2 Replies Latest reply on Jun 8, 2012 11:35 AM by Scott Tennican

    Pierson Correlation for text fields

      Hi there,


      I have a table that basically looks like the following (it has more columns, but the import things are the studentid, questioned and a result).

      I have shown the id's as strings since they basically are strings in the database.




      I am looking for a way to visual the correlation between questions, so I'd like to have a table that looks something like this:




      I would like to show colored *****/circles where the size/color indicate the pearson coefficient.

      Eventually I would like to either filter based on gender/age/class/teacher, or show several ***** per question that give this information in one big sheet.


      We're trying to find questions that don't add overly much to our final results.

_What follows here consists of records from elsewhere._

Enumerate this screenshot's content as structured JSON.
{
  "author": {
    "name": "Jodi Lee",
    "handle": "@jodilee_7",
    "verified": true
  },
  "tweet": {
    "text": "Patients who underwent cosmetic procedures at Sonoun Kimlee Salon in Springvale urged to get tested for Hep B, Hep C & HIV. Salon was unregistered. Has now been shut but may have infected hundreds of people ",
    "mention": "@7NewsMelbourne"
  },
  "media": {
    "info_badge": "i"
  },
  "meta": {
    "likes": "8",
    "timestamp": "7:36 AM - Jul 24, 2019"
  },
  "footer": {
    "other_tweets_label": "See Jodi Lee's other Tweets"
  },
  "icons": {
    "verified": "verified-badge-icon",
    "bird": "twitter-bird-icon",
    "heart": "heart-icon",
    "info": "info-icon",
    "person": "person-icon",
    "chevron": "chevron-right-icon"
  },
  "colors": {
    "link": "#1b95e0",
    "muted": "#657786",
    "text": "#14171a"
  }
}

      Our dataset is about 140.000 students x 30 questions.

        • 1. Re: Pierson Correlation for text fields
          Jonathan Drummey

          Hi Eljakim,


          I'm pinging Scott Tennican for help on this one.



          • 2. Re: Pierson Correlation for text fields
            Scott Tennican

            Hi Eljakim,


            Pearson's correlation coefficient is a measure of linear dependence of two continuous variables.

            Your data is categorical so Pearson's and other measures of correlation do not apply.


            Instead, it seems that you might like to build a contingency table of counts and apply a Pearson's chi-squared test for homogeneity/independence of multiple categorical populations.

            I described how to do that in a thread here:



            Also, it seems that you are interested in the strength of the association.

            A simple possibility is just to look at the differences/residuals between the observed and expected counts from which you computed your chi-squared statistic. But, these residuals are hard to compare between cells because they have different ranges. If you just have a 2 by 2 table, you could compute the odds ratio for each of the cells which has a standard range. But, if your table is bigger, using odds ratio gets complicated. Another possibility is to standardize your residuals like this:

            standardized residual for a cell =

            ( observedCount - expectedCount ) / sqrt( expectedCount * (1-rowProportion) * (1-columnProportion) )


            Since there are so many ways to analyze categorical data, if you could describe the goal of your analysis in more detail and provide a packaged workbook with some data for me to work with, I could help you better.